O evento foi promovido pela Secretaria da Justiça e dos Direitos Humanos – SJDH, por meio da Fundação de Articulação e Desenvolvimento de Políticas Públicas para Pessoas Portadoras de Deficiência e de Altas Habilidades no Rio Grande do Sul – Faders, em parceria com o Ministério Público Estadual, Federação das Associações de Municípios do Rio Grande do Sul – Famurs, Conselho Estadual dos Direitos das Pessoas com Deficiência – Coepede, Prefeitura de Santo Ângelo e o Conselho Municipal dos Direitos das Pessoas com Deficiência – Comdef.

A diretora-presidente da Faders, Marli Conzatti, destaca os principais pontos de discussão do evento. “Viemos apresentar o Plano “RS Sem Limite”, falamos sobre o plano nacional, quais as ações que existem nesses planos, a verba, o acesso a essas verbas, que é feita através de projetos. E também falamos sobre a Convenção da ONU, que trata dos direitos das pessoas com deficiência, a qual o Brasil aderiu. Também tivemos uma sala de gestores, quando dialogamos sobre as especificidades, o que precisa para a cidade, como podemos capacitar o Conselho Municipal, como ele deve se organizar para garantir os direitos de pessoas com deficiência”, observa.

Durante o encontro, o serviço de acolhimento da Faders esteve identificando e recolhendo questões relativas à pessoa com deficiência e à pessoa com altas habilidades, para promover o encaminhamento nas áreas de saúde, educação, transporte, assistência social, trabalho, esporte, lazer e outras questões.

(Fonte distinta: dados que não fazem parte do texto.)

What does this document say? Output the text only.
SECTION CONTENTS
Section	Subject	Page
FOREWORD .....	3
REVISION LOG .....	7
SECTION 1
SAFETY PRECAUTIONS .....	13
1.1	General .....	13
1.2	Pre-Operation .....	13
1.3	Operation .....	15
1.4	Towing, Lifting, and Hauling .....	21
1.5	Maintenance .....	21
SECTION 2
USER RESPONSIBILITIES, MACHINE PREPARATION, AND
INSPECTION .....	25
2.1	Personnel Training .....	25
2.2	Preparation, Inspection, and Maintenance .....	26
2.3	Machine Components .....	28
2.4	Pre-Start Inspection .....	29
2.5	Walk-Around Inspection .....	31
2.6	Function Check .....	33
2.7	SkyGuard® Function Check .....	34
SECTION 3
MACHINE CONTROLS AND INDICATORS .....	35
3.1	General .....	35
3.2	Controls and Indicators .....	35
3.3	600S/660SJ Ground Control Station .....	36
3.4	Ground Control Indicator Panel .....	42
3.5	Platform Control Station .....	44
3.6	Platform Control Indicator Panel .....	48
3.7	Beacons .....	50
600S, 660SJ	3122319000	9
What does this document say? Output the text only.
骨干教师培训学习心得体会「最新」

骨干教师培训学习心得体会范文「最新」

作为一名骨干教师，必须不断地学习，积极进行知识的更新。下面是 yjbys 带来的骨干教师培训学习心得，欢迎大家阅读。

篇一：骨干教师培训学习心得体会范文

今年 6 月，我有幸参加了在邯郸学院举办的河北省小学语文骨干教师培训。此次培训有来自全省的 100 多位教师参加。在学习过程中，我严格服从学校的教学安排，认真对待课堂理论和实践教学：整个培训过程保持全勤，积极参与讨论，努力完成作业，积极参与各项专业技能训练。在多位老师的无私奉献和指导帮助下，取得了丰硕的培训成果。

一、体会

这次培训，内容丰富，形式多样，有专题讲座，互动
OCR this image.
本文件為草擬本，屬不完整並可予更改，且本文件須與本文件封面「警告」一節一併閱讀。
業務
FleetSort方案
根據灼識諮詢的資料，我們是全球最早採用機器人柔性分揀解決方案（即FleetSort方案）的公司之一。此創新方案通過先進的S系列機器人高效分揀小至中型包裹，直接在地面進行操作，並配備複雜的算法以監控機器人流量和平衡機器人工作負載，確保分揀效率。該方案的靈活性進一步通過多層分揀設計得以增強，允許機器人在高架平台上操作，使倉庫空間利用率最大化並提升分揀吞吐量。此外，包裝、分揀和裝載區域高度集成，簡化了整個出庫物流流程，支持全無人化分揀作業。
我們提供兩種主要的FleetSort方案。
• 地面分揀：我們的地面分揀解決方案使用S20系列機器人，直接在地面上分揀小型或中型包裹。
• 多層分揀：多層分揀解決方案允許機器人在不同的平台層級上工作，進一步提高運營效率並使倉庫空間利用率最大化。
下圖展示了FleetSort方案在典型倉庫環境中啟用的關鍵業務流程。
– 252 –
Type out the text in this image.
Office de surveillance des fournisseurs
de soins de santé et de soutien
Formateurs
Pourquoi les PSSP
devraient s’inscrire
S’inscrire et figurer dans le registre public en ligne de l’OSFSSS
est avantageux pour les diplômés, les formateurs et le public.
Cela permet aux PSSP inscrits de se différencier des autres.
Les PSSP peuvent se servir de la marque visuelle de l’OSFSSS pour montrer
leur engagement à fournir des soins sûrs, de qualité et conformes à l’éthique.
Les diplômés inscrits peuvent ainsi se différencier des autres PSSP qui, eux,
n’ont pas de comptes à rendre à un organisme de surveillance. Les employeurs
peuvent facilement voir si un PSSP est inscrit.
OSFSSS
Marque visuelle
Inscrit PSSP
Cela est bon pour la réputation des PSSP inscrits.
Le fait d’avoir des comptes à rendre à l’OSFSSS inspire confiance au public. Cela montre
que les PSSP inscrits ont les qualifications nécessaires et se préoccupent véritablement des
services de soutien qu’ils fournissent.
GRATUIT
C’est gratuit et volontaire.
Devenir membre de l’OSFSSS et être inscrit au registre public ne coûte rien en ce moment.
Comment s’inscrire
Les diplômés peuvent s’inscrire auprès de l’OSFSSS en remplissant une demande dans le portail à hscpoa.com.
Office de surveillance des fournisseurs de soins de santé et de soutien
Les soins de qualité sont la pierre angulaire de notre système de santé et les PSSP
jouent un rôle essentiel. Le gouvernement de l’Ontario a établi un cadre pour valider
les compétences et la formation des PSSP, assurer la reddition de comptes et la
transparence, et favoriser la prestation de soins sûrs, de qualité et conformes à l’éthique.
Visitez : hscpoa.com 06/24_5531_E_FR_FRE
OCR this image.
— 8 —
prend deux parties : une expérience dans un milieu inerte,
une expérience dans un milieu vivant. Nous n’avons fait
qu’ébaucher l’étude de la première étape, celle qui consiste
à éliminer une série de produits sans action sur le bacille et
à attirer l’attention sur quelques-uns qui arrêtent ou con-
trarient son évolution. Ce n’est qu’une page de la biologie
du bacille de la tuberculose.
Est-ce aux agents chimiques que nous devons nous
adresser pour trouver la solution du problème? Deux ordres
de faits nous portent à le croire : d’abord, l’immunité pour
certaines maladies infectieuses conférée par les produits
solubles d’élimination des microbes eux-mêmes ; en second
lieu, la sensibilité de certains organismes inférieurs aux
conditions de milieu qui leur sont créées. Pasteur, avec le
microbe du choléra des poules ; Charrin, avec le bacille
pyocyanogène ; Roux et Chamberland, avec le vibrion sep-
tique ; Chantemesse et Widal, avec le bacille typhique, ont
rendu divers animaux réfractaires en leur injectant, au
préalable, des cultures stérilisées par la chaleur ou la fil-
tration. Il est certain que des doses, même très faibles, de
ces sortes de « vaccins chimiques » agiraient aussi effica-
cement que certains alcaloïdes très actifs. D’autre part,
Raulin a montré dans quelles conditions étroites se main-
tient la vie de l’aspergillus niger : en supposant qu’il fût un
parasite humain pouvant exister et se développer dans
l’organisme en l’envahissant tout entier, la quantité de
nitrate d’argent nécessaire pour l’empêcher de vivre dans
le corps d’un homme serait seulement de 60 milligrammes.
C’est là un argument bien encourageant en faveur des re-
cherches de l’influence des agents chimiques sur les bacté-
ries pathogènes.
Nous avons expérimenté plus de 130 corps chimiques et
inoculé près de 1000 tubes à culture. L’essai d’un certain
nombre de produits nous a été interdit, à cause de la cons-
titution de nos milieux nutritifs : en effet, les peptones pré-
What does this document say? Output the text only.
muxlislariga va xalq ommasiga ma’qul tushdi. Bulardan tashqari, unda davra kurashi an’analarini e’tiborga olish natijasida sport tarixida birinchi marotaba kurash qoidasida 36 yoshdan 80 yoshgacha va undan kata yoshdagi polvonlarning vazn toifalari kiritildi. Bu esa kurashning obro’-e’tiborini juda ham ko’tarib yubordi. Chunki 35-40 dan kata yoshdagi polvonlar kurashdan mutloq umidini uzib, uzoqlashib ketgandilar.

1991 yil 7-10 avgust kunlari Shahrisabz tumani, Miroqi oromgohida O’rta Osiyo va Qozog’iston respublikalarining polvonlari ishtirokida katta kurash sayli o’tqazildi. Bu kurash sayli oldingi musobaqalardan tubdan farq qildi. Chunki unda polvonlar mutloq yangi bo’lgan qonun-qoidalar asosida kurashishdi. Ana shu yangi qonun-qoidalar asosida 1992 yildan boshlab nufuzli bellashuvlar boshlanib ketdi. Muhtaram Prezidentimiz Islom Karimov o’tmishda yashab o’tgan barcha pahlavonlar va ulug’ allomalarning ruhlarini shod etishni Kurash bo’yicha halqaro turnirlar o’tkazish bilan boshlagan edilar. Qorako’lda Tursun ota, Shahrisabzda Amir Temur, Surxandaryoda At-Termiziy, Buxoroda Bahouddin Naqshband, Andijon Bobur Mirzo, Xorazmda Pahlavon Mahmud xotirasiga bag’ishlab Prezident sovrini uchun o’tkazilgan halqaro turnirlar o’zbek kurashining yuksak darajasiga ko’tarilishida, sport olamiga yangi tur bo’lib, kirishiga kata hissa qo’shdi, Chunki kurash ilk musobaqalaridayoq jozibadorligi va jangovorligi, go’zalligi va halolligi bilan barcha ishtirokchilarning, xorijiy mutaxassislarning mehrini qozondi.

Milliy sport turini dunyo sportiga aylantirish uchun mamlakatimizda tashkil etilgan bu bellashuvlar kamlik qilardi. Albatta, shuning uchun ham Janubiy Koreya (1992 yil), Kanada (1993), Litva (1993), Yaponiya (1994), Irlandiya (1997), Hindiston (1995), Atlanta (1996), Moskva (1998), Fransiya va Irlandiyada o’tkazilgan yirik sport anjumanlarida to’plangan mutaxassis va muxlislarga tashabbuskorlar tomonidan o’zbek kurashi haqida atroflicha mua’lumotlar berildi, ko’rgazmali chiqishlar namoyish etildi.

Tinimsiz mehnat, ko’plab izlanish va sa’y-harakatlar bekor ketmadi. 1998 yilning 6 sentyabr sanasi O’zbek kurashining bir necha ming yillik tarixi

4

Na 107ª Plenária, foi redigido um documento, chamado Carta Diagnóstico. “A Carta é construída a partir das manifestações da 107ª Plenária. Nós levamos esta carta e as ações nela contidas passam a fazer parte da política pública estadual. Por exemplo, capacitações para intérpretes de Libras. Vamos nos organizar para atender de forma regional e de forma local. Este documento vai para contribuir justamente a partir das demandas e fazer parte das políticas públicas do estado”, complementa Marli Conzatti.